1 files changed, 9 insertions, 46 deletions

diff --git a/net/cert/cert_verify_proc_win.cc b/net/cert/cert_verify_proc_win.cc
index 7e94246..d3e8b62 100644
--- a/net/cert/cert_verify_proc_win.cc
+++ b/net/cert/cert_verify_proc_win.cc
@@ -727,7 +727,10 @@ int CertVerifyProcWin::VerifyInternal(
   memset(&extra_policy_para, 0, sizeof(extra_policy_para));
   extra_policy_para.cbSize = sizeof(extra_policy_para);
   extra_policy_para.dwAuthType = AUTHTYPE_SERVER;
-  extra_policy_para.fdwChecks = 0;
+  // Certificate name validation happens separately, later, using an internal
+  // routine that has better support for RFC 6125 name matching.
+  extra_policy_para.fdwChecks =
+      0x00001000;  // SECURITY_FLAG_IGNORE_CERT_CN_INVALID
   extra_policy_para.pwszServerName =
       const_cast<wchar_t*>(wstr_hostname.c_str());
 
@@ -752,57 +755,17 @@ int CertVerifyProcWin::VerifyInternal(
   if (policy_status.dwError) {
     verify_result->cert_status |= MapNetErrorToCertStatus(
         MapSecurityError(policy_status.dwError));
-
-    // CertVerifyCertificateChainPolicy reports only one error (in
-    // policy_status.dwError) if the certificate has multiple errors.

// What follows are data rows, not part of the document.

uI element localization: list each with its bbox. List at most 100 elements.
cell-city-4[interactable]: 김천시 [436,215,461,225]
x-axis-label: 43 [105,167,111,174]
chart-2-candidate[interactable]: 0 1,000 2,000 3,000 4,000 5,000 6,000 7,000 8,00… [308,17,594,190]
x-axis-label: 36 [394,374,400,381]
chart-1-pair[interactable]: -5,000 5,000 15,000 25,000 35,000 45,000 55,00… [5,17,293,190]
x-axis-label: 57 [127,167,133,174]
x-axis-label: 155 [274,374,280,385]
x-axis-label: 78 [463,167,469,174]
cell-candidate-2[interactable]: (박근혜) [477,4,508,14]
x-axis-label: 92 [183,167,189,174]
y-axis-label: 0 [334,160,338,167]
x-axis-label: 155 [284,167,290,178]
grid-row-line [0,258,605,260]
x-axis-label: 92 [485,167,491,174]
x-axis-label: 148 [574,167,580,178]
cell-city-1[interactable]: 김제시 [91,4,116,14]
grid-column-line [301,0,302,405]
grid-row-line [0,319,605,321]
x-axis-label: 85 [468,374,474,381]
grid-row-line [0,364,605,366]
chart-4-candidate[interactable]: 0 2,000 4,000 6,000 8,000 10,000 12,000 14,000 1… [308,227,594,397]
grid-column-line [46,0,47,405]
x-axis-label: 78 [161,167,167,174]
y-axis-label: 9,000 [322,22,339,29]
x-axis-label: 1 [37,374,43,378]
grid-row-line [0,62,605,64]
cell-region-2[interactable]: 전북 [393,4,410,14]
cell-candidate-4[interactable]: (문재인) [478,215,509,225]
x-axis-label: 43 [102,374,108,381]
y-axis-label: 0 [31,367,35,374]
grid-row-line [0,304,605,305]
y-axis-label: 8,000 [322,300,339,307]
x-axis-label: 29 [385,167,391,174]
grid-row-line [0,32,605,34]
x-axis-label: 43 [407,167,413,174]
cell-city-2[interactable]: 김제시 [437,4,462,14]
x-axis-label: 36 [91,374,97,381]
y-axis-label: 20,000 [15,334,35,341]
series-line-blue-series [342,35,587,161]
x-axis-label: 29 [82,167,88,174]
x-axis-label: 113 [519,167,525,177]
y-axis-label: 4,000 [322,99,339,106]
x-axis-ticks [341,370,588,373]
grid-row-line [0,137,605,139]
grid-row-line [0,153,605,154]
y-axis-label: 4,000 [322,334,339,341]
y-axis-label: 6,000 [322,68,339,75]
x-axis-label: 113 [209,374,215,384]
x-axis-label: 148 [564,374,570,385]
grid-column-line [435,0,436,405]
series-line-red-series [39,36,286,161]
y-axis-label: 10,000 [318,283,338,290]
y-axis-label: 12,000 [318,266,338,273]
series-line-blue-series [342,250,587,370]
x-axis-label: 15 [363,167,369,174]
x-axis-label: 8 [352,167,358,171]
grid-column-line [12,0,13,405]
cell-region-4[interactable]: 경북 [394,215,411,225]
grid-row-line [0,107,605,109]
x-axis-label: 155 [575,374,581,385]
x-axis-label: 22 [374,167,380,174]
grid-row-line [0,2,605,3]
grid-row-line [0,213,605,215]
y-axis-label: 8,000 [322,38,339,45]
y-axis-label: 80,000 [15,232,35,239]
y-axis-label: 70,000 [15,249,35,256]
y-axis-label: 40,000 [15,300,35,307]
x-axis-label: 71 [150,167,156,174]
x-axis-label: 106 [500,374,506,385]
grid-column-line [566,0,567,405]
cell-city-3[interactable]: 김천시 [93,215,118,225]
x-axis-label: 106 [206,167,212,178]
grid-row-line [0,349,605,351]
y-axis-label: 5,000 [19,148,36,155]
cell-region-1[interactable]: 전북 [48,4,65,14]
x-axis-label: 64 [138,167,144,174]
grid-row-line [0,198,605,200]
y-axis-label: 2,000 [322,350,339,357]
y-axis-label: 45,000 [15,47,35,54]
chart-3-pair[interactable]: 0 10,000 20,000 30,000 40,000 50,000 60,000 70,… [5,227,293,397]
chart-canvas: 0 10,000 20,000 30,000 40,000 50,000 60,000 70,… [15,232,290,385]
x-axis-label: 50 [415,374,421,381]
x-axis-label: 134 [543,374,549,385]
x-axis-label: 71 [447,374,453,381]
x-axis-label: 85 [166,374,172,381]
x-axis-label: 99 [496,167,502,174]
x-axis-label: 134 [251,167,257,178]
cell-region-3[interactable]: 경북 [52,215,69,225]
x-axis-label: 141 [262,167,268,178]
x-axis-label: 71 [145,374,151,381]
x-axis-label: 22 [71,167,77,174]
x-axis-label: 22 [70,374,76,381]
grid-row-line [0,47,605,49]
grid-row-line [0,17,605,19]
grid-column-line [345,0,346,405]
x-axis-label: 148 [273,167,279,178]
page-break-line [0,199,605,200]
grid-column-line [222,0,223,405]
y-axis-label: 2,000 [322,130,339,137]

-    // CertGetCertificateChain doesn't report certificate name mismatch, so
-    // CertVerifyCertificateChainPolicy is the only function that can report
-    // certificate name mismatch.
-    //
-    // To prevent a potential certificate name mismatch from being hidden by
-    // some other certificate error, if we get any other certificate error,
-    // we call CertVerifyCertificateChainPolicy again, ignoring all other
-    // certificate errors.  Both extra_policy_para.fdwChecks and
-    // policy_para.dwFlags allow us to ignore certificate errors, so we set
-    // them both.
-    if (policy_status.dwError != CERT_E_CN_NO_MATCH) {
-      const DWORD extra_ignore_flags =
-          0x00000080 |  // SECURITY_FLAG_IGNORE_REVOCATION
-          0x00000100 |  // SECURITY_FLAG_IGNORE_UNKNOWN_CA
-          0x00002000 |  // SECURITY_FLAG_IGNORE_CERT_DATE_INVALID
-          0x00000200;   // SECURITY_FLAG_IGNORE_WRONG_USAGE
-      extra_policy_para.fdwChecks = extra_ignore_flags;
-      const DWORD ignore_flags =
-          CERT_CHAIN_POLICY_IGNORE_ALL_NOT_TIME_VALID_FLAGS |
-          CERT_CHAIN_POLICY_IGNORE_INVALID_BASIC_CONSTRAINTS_FLAG |
-          CERT_CHAIN_POLICY_ALLOW_UNKNOWN_CA_FLAG |
-          CERT_CHAIN_POLICY_IGNORE_WRONG_USAGE_FLAG |
-          CERT_CHAIN_POLICY_IGNORE_INVALID_NAME_FLAG |
-          CERT_CHAIN_POLICY_IGNORE_INVALID_POLICY_FLAG |
-          CERT_CHAIN_POLICY_IGNORE_ALL_REV_UNKNOWN_FLAGS |
-          CERT_CHAIN_POLICY_ALLOW_TESTROOT_FLAG |
-          CERT_CHAIN_POLICY_TRUST_TESTROOT_FLAG |
-          CERT_CHAIN_POLICY_IGNORE_NOT_SUPPORTED_CRITICAL_EXT_FLAG |
-          CERT_CHAIN_POLICY_IGNORE_PEER_TRUST_FLAG;
-      policy_para.dwFlags = ignore_flags;
-      if (!CertVerifyCertificateChainPolicy(
-               CERT_CHAIN_POLICY_SSL,
-               chain_context,
-               &policy_para,
-               &policy_status)) {
-        return MapSecurityError(GetLastError());
-      }
-      if (policy_status.dwError) {
-        verify_result->cert_status |= MapNetErrorToCertStatus(
-            MapSecurityError(policy_status.dwError));
-      }
-    }
   }
 
   // TODO(wtc): Suppress CERT_STATUS_NO_REVOCATION_MECHANISM for now to be
   // compatible with WinHTTP, which doesn't report this error (bug 3004).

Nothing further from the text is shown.